How many manufacturer-built (as opposed to retrofits or inventor-builts, for example) vehicles are actually on the road?
Fuel cell vehicles: 318 world wide (Honda and Kia have plans for leasing or making available another 300 over the next three years, according to an internal GM document).
Plug-in vehicles: zero (from major manufacturers. Some aftermarket firms have retrofitted commercial hybrids by adding batteries to provide plug-in capability, according to Thomas)

How many vehicles made by manufacturers have been placed on American roads, with performance monitored by a U.S. national laboratory?
Fuel cells: 140.
Plug-in hybrids: zero.

How many miles have vehicles traveled in this real-life evaluation program?
Fuel cells: 1.92 million miles.
Plug-in hybrids: zero.

According to MIT, how much more would they cost consumers in mass production compared to regular gasoline cars (Fuel cell vehicles with 350 mile range, plug-in hybrids with 30 miles all-electric range)?
Fuel cells: $5,040
Plug-in hybrids: $6,020

According to Argonne National Laboratory, how much would these vehicles reduce oil consumption compared to regular cars?
Fuel cells: 100%
Plug-in hybrids: 60%

And finally, how much would the hydrogen fueling infrastructure for fuel cell vehicles and the electrical charging outlets for plug-in hybrids cost, respectively, according to the National Academy of Sciences (for fuel cell vehicles) and Idaho National Laboratory (for plug-in hybrids)?
Fuel cells: $955/vehicle
Plug-in hybrids: $878 to $2,150/vehicle.

OK. Enough.
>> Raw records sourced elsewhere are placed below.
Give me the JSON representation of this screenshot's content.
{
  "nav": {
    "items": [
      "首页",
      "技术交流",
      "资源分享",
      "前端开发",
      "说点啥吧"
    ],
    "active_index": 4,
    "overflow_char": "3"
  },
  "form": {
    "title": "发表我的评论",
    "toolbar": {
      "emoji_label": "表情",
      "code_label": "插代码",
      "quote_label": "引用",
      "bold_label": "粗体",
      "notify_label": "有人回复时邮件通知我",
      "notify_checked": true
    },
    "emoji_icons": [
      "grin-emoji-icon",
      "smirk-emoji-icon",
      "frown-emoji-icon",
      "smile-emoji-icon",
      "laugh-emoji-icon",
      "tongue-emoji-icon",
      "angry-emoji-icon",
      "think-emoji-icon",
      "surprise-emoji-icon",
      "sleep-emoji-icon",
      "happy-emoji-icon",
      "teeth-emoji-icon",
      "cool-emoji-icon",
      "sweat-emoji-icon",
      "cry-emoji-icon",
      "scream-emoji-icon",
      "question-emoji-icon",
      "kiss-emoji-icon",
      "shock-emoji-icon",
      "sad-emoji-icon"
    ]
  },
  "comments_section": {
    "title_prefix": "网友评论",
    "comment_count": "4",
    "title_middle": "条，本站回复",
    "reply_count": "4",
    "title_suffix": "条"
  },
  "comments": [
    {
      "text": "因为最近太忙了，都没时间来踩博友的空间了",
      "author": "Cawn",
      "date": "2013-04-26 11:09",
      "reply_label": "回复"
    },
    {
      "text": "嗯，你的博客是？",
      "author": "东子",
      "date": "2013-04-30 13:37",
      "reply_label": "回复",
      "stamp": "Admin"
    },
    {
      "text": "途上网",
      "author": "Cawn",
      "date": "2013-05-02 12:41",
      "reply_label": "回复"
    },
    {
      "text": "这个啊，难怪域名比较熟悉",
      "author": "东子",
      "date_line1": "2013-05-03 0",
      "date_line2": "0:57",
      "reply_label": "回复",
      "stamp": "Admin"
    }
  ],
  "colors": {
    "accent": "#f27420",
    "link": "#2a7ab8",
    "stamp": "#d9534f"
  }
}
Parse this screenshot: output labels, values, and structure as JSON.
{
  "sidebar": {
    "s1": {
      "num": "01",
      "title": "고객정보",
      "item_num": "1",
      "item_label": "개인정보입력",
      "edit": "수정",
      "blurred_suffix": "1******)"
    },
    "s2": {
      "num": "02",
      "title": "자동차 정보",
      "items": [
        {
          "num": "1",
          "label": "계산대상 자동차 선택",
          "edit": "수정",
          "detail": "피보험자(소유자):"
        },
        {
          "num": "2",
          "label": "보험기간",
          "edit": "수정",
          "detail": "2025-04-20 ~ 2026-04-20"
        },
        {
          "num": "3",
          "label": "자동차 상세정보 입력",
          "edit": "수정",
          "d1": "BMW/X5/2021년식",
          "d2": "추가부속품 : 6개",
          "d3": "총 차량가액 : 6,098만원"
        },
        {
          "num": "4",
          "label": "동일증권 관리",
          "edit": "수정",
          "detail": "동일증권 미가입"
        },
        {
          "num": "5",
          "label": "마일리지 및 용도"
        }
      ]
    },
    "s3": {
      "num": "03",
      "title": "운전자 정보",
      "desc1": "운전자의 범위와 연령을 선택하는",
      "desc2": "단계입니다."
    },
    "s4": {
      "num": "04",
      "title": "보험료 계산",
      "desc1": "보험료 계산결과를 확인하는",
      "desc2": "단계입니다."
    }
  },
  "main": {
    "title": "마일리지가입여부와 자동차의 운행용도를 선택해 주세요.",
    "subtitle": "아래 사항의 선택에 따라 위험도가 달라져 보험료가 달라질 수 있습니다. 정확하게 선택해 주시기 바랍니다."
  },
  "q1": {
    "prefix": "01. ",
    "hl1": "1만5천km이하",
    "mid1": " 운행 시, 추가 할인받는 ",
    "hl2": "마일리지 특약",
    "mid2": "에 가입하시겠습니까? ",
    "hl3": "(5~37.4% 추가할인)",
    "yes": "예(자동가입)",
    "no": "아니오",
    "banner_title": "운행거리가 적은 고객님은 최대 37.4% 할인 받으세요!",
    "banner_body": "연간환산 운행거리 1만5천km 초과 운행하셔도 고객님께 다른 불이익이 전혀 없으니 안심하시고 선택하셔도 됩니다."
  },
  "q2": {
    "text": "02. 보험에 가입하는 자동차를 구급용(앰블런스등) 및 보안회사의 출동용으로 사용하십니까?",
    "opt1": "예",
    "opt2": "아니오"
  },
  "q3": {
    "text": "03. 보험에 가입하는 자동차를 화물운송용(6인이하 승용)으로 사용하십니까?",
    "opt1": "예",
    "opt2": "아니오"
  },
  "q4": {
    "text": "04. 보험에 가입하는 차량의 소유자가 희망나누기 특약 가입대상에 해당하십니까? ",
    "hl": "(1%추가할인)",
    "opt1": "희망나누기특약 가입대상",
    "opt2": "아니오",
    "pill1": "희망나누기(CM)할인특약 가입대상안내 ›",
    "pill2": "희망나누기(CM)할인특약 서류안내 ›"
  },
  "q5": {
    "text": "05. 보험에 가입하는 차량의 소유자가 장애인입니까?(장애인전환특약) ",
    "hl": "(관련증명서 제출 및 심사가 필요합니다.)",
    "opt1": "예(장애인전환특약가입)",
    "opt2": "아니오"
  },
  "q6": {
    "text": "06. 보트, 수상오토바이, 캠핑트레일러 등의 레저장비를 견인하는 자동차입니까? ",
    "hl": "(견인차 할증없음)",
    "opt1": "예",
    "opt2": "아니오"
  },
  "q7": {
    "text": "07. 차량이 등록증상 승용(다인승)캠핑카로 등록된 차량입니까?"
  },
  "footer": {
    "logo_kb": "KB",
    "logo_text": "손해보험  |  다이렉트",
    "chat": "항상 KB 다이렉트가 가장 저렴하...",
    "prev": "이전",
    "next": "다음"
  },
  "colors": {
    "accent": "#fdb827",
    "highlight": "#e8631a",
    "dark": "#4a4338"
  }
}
It seems the United States is once again proudly poised to slip behind. Bottom line: Ten, 15 years down the road, the National Commentariat will once again wring hands collectively and lament in blistering j'accuse prose, "how could we let the Japanese and the Germans and the Koreans (and maybe the Chinese by then), get ahead of us? Didn't anybody see this coming in 2009?" (Of course some saw it, but just not the folks in command).